Aku harus segera memulai perjalanan sebelum matahari meninggi. Tugasku selama
dua minggu melakukan penelitian, termasuk menyaksikan upacara balian, sudah
berakhir.
Selama
perjalanan meninggalkan kampung di pinggiran hutan pegunungan Meratus itu,
benakku terus dihantui cerita tentang Idang perempuan balian, dan lelaki tua di
warung yang mengabarkan akan datang bencana di kampung dan hutan mereka.
Entah,
makna apa yang harus aku pahami.
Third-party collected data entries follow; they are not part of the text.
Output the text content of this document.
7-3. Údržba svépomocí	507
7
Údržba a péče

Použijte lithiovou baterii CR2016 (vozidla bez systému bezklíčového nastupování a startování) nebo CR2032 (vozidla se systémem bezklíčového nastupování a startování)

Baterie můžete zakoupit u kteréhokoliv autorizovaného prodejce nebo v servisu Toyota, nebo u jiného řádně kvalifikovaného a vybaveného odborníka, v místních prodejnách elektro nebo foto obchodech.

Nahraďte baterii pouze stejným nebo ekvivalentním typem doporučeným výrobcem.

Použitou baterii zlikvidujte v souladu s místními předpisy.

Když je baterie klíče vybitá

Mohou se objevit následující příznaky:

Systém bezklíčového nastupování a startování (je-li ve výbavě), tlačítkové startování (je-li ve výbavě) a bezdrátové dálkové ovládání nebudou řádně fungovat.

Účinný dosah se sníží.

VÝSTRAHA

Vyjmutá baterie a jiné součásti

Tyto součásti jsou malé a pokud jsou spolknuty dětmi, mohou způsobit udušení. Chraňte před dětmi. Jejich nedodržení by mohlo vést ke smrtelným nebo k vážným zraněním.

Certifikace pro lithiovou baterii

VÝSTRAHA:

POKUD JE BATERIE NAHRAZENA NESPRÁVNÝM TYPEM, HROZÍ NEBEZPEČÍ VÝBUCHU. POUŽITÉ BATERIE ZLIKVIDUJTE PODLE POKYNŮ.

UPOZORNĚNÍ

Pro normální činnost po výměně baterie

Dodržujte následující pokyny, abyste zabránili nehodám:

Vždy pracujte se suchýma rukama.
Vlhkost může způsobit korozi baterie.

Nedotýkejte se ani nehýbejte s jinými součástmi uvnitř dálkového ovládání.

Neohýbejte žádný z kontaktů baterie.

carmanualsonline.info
Namun aku tahu, sebentar lagi hutan tak jauh
dari kampung itu akan dibongkar oleh sebuah perusahaan besar untuk mengeruk
emas hitam dari perutnya.
*)
Kutipan ”Syair Induang Hiling” dalam buku ”Di Bawah Bayang-bayang Ratu Intan”
karya Anna Lowenhaupt Tsing, yang sekaligus mengilhami cerpen ini.